Investigating the effect of beam parameters on joint formation in laser beam welding of T-joint in structural steel

Abstract

An empirical study on laser beam welding of T-joints in 6 mm structural steel has been investigated. The role of power density on formation of the weld geometry and resulting microstructures has been studied. Autogenous laser beam welding is seldom the first choice in production floor environment over laser-arc hybrid welding because of high sensitivity to joint gap fluctuations. Without alloying elements of filler wire, the microstructure of the joint is dependent only on the thermal cycle of the process. Exceptional brightness of high power fiber laser beam and process stability at high power levels open new possibilities for beam manipulation. The use of processing lenses with long focal length for vastly improved depth of field allows to avoid damage to optical components. Altering the spot size on the surface is simple and straightforward method for controlling the energy input and power density of the beam.
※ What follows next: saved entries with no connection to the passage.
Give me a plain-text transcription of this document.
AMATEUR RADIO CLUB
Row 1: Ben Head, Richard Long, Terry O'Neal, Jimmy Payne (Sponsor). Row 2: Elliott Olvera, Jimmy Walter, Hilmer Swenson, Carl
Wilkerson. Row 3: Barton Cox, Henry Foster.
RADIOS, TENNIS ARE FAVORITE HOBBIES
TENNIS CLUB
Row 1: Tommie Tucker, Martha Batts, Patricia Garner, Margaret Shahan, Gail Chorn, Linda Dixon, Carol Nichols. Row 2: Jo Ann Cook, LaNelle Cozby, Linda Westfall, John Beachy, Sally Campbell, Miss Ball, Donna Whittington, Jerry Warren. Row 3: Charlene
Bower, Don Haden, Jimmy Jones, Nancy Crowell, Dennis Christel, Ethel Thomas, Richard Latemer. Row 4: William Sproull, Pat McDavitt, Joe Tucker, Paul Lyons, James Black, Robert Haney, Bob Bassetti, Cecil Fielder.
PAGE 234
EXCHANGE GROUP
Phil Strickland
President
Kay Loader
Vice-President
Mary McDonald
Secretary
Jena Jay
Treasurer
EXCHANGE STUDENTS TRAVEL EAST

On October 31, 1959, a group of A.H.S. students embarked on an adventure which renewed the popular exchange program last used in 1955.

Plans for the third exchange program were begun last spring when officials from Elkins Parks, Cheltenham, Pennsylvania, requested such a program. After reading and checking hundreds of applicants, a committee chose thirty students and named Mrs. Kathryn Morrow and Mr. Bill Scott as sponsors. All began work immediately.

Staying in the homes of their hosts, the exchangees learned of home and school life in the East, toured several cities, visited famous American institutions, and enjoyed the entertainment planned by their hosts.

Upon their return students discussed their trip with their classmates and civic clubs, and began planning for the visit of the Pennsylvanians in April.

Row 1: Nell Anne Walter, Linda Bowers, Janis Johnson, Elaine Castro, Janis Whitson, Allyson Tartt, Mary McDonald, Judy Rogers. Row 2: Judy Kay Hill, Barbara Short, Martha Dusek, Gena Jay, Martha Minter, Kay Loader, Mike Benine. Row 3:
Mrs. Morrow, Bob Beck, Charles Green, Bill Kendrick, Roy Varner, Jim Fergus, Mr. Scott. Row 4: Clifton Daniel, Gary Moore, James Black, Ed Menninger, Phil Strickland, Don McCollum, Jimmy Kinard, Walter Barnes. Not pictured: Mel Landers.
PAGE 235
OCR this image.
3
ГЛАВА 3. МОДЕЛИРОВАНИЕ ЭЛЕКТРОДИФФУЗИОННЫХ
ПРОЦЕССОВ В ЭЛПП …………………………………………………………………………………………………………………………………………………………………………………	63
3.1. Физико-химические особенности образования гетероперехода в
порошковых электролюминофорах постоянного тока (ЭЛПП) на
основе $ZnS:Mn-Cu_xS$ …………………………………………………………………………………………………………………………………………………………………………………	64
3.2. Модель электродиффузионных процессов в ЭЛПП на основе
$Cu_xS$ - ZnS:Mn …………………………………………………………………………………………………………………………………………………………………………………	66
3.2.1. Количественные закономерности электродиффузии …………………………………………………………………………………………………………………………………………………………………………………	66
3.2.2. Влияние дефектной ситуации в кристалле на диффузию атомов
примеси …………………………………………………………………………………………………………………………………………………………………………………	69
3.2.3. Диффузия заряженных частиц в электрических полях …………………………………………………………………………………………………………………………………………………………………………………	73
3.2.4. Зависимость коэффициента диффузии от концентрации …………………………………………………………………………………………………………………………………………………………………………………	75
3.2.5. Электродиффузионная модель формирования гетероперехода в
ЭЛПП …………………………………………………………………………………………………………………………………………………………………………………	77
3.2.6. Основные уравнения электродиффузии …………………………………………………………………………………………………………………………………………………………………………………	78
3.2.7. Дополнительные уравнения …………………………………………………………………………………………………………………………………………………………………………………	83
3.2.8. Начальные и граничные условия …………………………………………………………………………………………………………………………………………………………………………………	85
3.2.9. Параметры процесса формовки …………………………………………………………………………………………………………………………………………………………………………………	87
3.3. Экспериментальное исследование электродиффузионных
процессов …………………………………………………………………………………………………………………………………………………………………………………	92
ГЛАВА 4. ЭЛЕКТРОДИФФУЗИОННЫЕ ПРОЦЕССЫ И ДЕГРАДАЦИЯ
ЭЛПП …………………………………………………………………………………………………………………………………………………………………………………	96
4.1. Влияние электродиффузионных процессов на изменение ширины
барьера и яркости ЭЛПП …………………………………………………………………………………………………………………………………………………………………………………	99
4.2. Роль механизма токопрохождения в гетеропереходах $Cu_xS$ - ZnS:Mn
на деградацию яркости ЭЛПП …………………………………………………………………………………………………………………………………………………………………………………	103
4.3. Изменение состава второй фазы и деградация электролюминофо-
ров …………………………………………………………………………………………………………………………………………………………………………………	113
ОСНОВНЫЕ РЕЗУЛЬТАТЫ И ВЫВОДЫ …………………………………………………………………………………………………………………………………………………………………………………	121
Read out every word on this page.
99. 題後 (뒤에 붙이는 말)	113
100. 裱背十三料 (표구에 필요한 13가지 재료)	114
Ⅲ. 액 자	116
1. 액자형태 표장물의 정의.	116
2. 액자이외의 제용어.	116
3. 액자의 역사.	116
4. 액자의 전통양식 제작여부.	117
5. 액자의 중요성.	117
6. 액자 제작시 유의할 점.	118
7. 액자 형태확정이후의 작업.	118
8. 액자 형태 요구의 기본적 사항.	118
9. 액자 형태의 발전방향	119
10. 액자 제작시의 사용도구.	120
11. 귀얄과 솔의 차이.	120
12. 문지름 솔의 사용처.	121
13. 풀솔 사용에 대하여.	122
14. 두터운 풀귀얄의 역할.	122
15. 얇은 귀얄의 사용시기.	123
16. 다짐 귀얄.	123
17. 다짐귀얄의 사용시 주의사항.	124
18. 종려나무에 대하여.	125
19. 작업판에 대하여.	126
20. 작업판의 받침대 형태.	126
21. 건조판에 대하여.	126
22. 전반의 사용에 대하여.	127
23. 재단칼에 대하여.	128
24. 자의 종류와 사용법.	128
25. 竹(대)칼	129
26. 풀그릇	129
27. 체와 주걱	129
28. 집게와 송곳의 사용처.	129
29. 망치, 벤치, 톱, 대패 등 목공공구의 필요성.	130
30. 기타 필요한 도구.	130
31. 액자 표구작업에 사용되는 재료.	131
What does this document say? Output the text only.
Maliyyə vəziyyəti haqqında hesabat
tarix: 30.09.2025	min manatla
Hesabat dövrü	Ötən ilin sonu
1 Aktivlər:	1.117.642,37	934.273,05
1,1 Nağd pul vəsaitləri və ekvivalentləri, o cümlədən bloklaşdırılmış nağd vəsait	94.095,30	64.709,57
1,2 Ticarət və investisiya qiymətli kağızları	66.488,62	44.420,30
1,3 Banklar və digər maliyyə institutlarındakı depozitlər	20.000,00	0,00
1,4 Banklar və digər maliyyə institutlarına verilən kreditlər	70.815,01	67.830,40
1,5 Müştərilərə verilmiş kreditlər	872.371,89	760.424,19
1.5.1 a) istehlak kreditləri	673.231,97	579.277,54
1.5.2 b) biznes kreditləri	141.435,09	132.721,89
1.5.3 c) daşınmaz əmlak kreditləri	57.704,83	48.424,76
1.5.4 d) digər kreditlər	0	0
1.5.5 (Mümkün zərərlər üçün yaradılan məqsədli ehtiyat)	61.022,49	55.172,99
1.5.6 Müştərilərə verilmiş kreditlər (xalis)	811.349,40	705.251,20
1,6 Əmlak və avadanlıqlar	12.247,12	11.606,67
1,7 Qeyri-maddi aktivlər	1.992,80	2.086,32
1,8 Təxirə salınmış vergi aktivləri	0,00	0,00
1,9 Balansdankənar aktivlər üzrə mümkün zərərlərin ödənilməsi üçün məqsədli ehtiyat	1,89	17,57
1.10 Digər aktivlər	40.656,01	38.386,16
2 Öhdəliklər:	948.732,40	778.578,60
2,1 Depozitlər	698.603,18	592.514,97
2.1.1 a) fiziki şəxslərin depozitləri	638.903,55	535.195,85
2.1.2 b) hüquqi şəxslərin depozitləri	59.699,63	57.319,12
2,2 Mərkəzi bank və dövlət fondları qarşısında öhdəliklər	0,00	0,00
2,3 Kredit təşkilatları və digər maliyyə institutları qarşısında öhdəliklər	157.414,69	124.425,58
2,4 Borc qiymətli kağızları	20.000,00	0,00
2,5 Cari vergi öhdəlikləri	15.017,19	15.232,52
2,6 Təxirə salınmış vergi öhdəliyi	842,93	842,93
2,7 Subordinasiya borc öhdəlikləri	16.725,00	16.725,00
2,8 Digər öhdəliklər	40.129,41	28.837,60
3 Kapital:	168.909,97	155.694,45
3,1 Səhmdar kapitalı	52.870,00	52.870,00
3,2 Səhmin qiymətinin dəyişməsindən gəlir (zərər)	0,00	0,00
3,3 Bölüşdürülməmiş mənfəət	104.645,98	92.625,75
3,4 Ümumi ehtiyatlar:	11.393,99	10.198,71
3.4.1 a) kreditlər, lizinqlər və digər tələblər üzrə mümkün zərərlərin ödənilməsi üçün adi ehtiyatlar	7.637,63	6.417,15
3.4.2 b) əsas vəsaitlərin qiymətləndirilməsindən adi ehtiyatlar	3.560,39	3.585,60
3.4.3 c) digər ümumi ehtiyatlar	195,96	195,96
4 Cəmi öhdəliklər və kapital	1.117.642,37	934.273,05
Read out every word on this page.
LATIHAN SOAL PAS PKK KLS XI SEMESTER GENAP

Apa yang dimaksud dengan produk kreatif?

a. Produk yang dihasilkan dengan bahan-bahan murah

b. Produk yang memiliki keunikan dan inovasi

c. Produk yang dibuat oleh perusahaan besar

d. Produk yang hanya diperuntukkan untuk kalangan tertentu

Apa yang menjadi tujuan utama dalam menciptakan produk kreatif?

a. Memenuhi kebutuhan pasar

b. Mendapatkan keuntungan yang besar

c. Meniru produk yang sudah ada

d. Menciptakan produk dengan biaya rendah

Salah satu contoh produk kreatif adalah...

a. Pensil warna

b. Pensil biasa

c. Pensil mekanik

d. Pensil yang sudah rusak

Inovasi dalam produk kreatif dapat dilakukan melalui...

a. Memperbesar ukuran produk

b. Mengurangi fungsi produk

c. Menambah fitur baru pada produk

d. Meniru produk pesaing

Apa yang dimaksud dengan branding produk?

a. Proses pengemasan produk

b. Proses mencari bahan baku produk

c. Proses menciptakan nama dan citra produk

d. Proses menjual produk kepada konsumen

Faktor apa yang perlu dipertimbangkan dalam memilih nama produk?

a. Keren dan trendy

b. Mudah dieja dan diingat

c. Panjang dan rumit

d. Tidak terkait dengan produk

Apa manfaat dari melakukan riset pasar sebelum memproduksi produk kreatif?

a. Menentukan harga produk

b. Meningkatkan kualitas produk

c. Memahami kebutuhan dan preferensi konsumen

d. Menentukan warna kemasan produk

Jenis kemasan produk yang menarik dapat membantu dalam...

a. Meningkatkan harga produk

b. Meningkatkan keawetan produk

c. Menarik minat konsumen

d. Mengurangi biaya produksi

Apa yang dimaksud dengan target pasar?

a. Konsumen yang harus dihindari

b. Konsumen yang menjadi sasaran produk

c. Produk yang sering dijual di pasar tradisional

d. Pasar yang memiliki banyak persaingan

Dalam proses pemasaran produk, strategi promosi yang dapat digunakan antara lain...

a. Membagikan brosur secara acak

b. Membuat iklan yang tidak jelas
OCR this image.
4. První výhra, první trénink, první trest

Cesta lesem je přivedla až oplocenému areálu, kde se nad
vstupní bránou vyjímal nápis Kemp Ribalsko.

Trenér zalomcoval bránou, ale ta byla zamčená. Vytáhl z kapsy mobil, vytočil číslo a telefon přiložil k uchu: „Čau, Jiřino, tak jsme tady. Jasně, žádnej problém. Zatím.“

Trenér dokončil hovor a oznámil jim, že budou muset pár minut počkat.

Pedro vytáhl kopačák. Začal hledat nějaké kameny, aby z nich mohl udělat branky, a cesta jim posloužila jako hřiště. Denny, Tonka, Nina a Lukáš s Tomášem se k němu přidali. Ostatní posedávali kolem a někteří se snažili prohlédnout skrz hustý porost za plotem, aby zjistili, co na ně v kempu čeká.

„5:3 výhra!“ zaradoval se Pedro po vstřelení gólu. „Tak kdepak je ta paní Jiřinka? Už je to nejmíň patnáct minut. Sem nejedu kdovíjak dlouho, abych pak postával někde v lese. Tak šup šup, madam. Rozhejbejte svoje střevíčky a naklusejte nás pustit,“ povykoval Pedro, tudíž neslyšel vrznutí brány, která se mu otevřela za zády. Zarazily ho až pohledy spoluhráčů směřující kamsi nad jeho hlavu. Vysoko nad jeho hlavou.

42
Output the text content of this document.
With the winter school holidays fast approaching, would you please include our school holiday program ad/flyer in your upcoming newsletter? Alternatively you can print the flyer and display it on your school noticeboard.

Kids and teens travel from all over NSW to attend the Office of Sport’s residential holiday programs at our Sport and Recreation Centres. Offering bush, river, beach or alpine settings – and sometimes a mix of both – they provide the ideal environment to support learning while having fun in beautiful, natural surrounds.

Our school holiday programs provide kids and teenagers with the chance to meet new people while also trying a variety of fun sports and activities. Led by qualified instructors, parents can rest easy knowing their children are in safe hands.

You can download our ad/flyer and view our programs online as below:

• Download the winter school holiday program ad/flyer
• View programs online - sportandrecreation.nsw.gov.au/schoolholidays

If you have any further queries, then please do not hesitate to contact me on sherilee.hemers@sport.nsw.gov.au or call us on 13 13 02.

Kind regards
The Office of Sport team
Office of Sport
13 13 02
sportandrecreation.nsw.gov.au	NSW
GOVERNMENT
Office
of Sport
Likewise, changing the beam delivery fiber to suit certain application is also a cost efficient solution for beam manipulation compared to change of the welding head. In this study, a 10 kW fiber laser equipped with optical fibers having 200 µm and 600 µm core diameters was used to produce full penetration T-joints in horizontal position. The welding process was observed with high speed camera to study the effect of beam power density on the process stability, formation of the weld profile and quality of the welds. The cooling rate was measured from both sides of the weld and microstructural evolution of the joints is then characterized. The data obtained aims to contribute to existing knowledge base and to broaden the application areas of autogenous laser welding.